Il évoque fréquemment les poètes, écrivains et cinéastes qui l’ont aidé, avant qu’il n’y pose les pieds, à s’imprégner de ce territoire tout en contraste. Il note ce qu’il doit à Kurosawa, à Ozu, à Sôseki, à Bashô et à d’autres encore. Il va se recueillir sur de nombreuses tombes. C’est aussi pour cela qu’il a entrepris ce voyage. Pour se rapprocher de ceux qui sont, désormais, devenus cendres et poussière mais qui ont su, auparavant, offrir à qui le voulait, un savoir qui se transmet toujours, de génération en génération.
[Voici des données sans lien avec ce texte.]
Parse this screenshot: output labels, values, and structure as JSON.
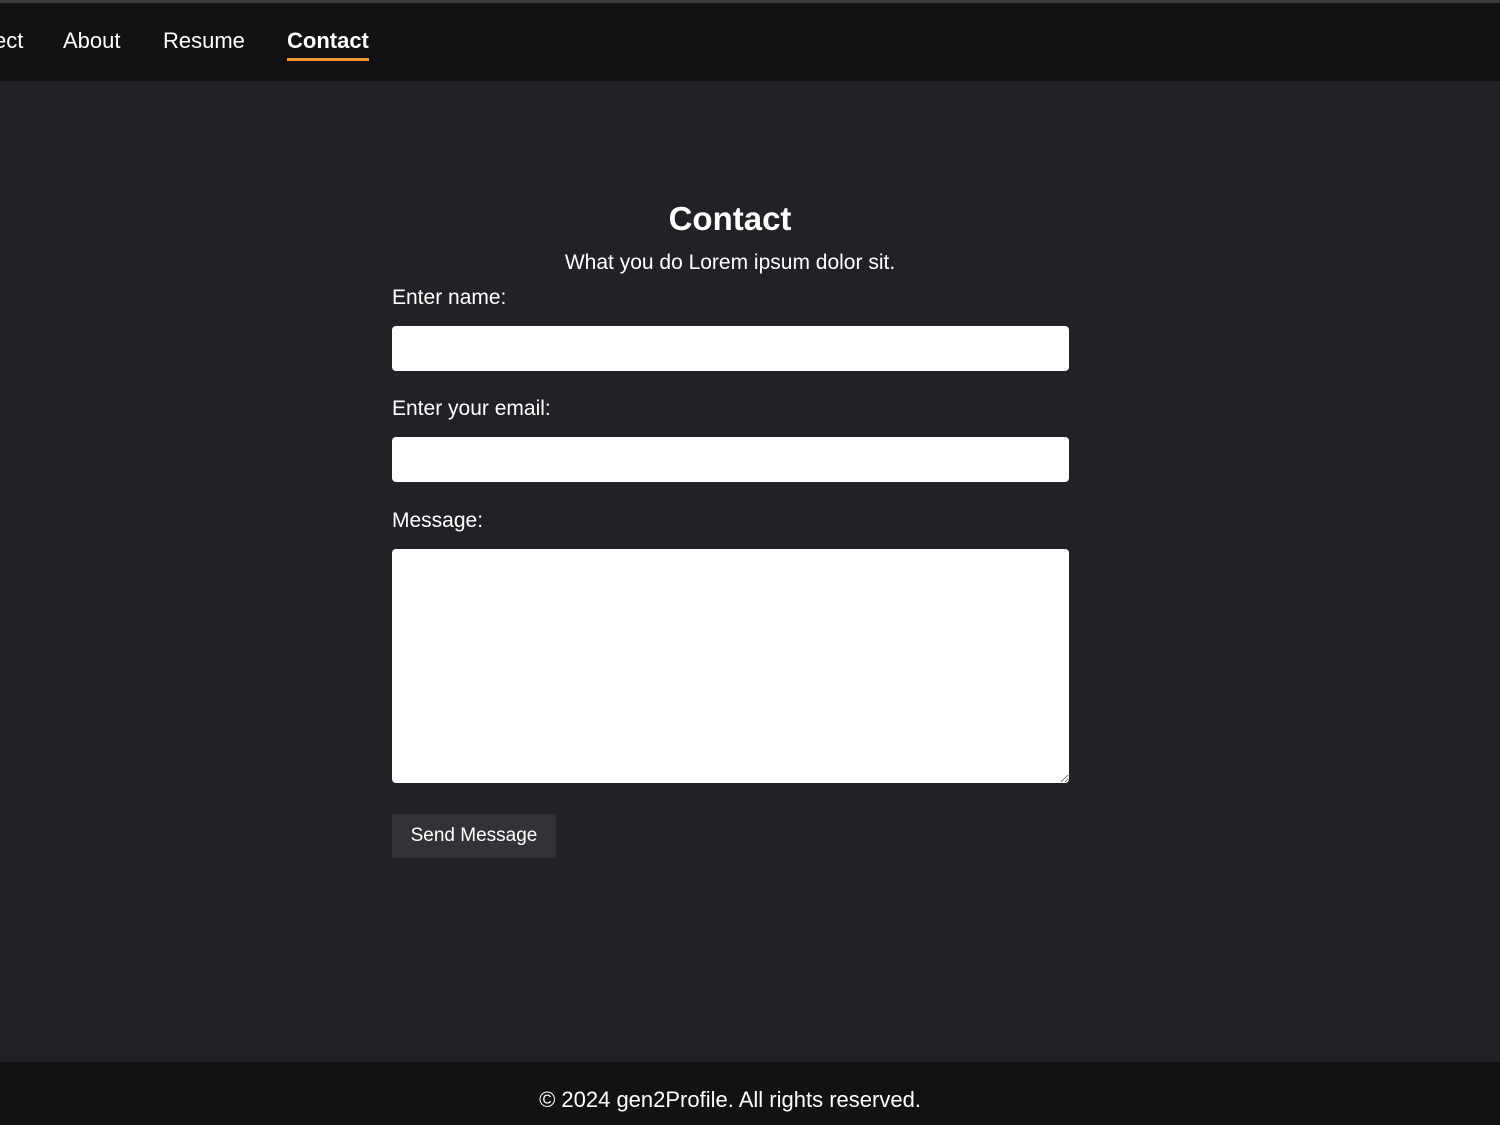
{
  "nav": {
    "items": [
      {
        "label": "ect"
      },
      {
        "label": "About"
      },
      {
        "label": "Resume"
      },
      {
        "label": "Contact",
        "active": true
      }
    ],
    "accent_color": "#f3962f"
  },
  "contact": {
    "title": "Contact",
    "subtitle": "What you do Lorem ipsum dolor sit.",
    "name_label": "Enter name:",
    "name_value": "",
    "email_label": "Enter your email:",
    "email_value": "",
    "message_label": "Message:",
    "message_value": "",
    "send_label": "Send Message"
  },
  "footer": {
    "text": "© 2024 gen2Profile. All rights reserved."
  }
}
« Je regarde ces milliers de tombes
Là dressées sous la lune
Et les lettres japonaises gravées, les noms bouddhiques mêlés
Parfois aux lettres sanskrites.
Je ne sais qui je suis, ce que je fais là dans l’obscurité
Marchant parmi les stûpas, les mausolées.
Seulement un décor sublime
Où les corps souvent ne sont pas enterrés.
Un décor qui raconte
Le pauvre cœur des hommes comme disait Natsume Sôseki. »
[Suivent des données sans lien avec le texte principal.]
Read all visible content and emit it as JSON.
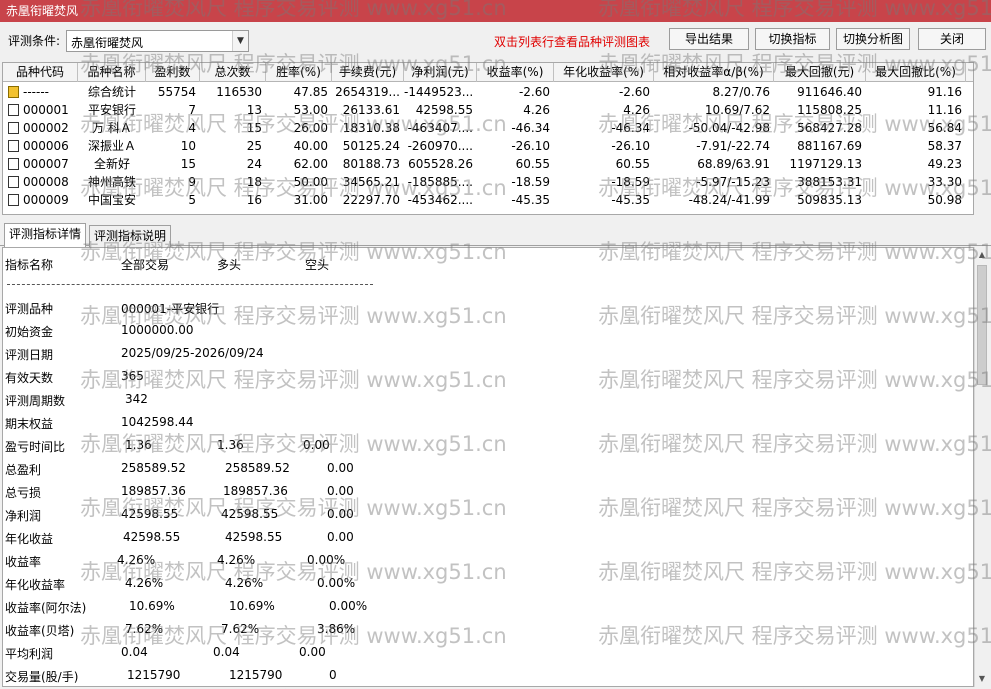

Chemin faisant, s’arrêtant dans un monastère, mangeant « du crabe de Hokkaidô » dans un restaurant, participant à la cérémonie du thé, regardant le paysage ou la rue à la fenêtre de l’une ou l’autre de ses chambres d’hôtel, se promenant près d’un temple, « sur le Chemin de la philosophie », ou suivant le vol de l’un de ces oiseaux qui attirent son attention, il note ce qu’il voit, ce qui vit, ce qui bouge dans l’instant. Ce sont des faits ordinaires, décrits avec tact et concision dans ses poèmes. Certains, très courts, ne sont pas sans rappeler les haïkus. Il s’adresse régulièrement à sa mère. Lui parle des lieux où il se trouve, sa dernière escale étant pour l’extrême nord de l’île, devant la mer d’Okhotsk.

« Mère,
La mer d’Okhotsk est grise
La musique tiède de l’hôtel m’étourdit
Ma main a gonflé cette nuit.

Mère,
J’ai traversé des cercles de douleur
L’écriture et la vue de la mer me calment. »

Il est des livres dont on sort apaisé. Celui-ci, dans lequel, pourtant, « la douleur est présente », en fait partie.

Jean-Claude Caër : Devant la mer d’Okhotsk, Le Bruit du temps.